India’s remote districts and villages, which may only have electricity for a few hours a day, which is essential for setting up advanced IT infrastructure such as servers, storage, etc. can now get a server for development and hosting through the power of cloud computing. Eucalyptus Systems today announced that the open source Eucalyptus Infrastructure-as-a-Service (IaaS) is the cornerstone of the e-governance cloud project by the National Informatics Centre (NIC) with an aim to deliver the power of information technology to remote areas throughout the country.

EUCALYPTUS (Elastic Utility Computing Architecture for Linking Your Programs To Useful Systems) is an open-source software infrastructure for implementing elastic/utility/cloud computing using computing clusters and/or workstation farms. Eucalyptus is a distributed computing system implemented using com-only available Linux tools and basic web service technologies and provides private/hybrid cloud.
E-Governance application architecture

NIC provides the network backbone and a wide range of Information and Communication Technologies (ICT) services to government organizations throughout India, including a nationwide communication network for decentralized planning, improvement in government services and wider transparency of national and local government institutions.

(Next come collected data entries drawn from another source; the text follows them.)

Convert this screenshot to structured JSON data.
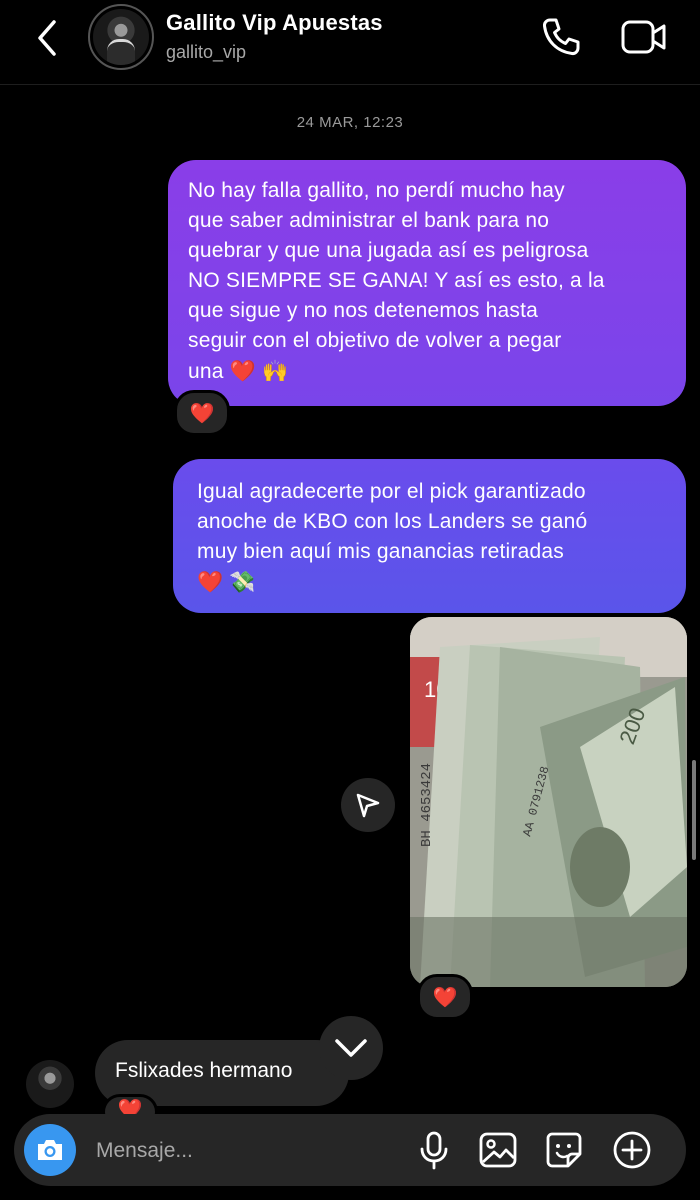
{
  "header": {
    "title": "Gallito Vip Apuestas",
    "username": "gallito_vip"
  },
  "conversation": {
    "timestamp": "24 MAR, 12:23",
    "messages": [
      {
        "direction": "outgoing",
        "text": "No hay falla gallito, no perdí mucho hay\nque saber administrar el bank para no\nquebrar y que una jugada así es peligrosa\nNO SIEMPRE SE GANA! Y así es esto, a la\nque sigue y no nos detenemos hasta\nseguir con el objetivo de volver a pegar\nuna",
        "emojis": [
          "❤️",
          "🙌"
        ],
        "reaction": "❤️",
        "bubble_color": "#8a3ee8"
      },
      {
        "direction": "outgoing",
        "text": "Igual agradecerte por el pick garantizado\nanoche de KBO con los Landers se ganó\nmuy bien aquí mis ganancias retiradas",
        "emojis": [
          "❤️",
          "💸"
        ],
        "bubble_color": "#6a4cec"
      },
      {
        "direction": "outgoing",
        "type": "photo",
        "reaction": "❤️"
      },
      {
        "direction": "incoming",
        "text": "Fslixades hermano",
        "reaction": "❤️"
      }
    ]
  },
  "composer": {
    "placeholder": "Mensaje..."
  },
  "colors": {
    "background": "#000000",
    "incoming_bubble": "#262626",
    "camera_button": "#3897f0",
    "reaction_heart": "#ff1e3c"
  },
  "icons": {
    "back": "chevron-left-icon",
    "call": "phone-icon",
    "video": "video-camera-icon",
    "share": "send-icon",
    "scroll_down": "chevron-down-icon",
    "camera": "camera-icon",
    "mic": "microphone-icon",
    "gallery": "image-icon",
    "sticker": "sticker-icon",
    "plus": "plus-circle-icon"
  }
}
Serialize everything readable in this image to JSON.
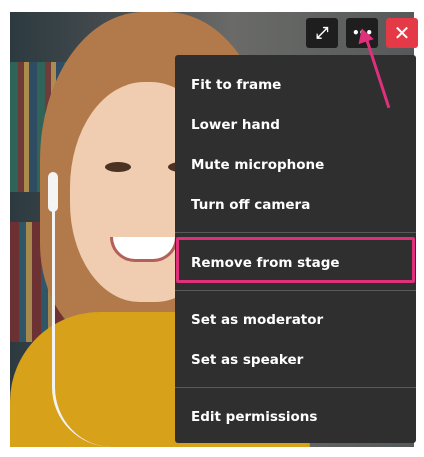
{
  "controls": {
    "expand_icon": "⤢",
    "more_icon": "•••",
    "close_icon": "✕"
  },
  "menu": {
    "items": [
      "Fit to frame",
      "Lower hand",
      "Mute microphone",
      "Turn off camera",
      "Remove from stage",
      "Set as moderator",
      "Set as speaker",
      "Edit permissions"
    ]
  },
  "colors": {
    "accent_highlight": "#e0307b",
    "close_button": "#e43a48",
    "menu_background": "#2f2f2f"
  }
}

As part of this initiative, the NIC is building a high performance architecture on Eucalyptus. This infrastructure is designed to support the basic needs of these communities through always-on, scalable and affordable compute resources. Currently, a breakdown of any machine, operating system, database or application server in a remote district or village can bring critical government services to a standstill. NIC aims to eliminate these risks by providing remotely-provisioned cloud-based services in areas where it’s not possible to install and support on-site server infrastructure.

NIC currently works by means of SAN (storage area network) data centers and SWANs (state wide area network) that are being established in all 35 states/UTs through as a part of NICNET. Presently, SAN and SWANs are individually connected and are independently operating without any resource sharing or even without any replica or mirroring storage. By connecting all these data centers (SAN) into a cloud, all the computational resources, such as the CPUs, disk storage systems, specialized software systems, etc., can be provisioned to all the users connecting to the cloud, including sophisticated users needing advanced capabilities like remote application hosting space, data storage on cloud, persistent transaction states, and distributed data mining.
Eucalyptus architecture

 

”Through the power of cloud computing, IT workers in districts and villages can now get a server for development and hosting to ensure that critical government programs continue”, Marten Mickos, Eucalyptus Systems CEO commented. “Access to readily-available and scalable compute power is also enabling a range of new government services that weren’t possible before. We are extremely proud to participate in such an important initiative.”

Important it is, for the growth and spread of IT-enabled services in remote areas in India, and collaborating and sharing resources. It is interesting to note that NIC already has the required expertise to create, build, and deploy applications, and is using the private IaaS to move and integrate all its applications to one.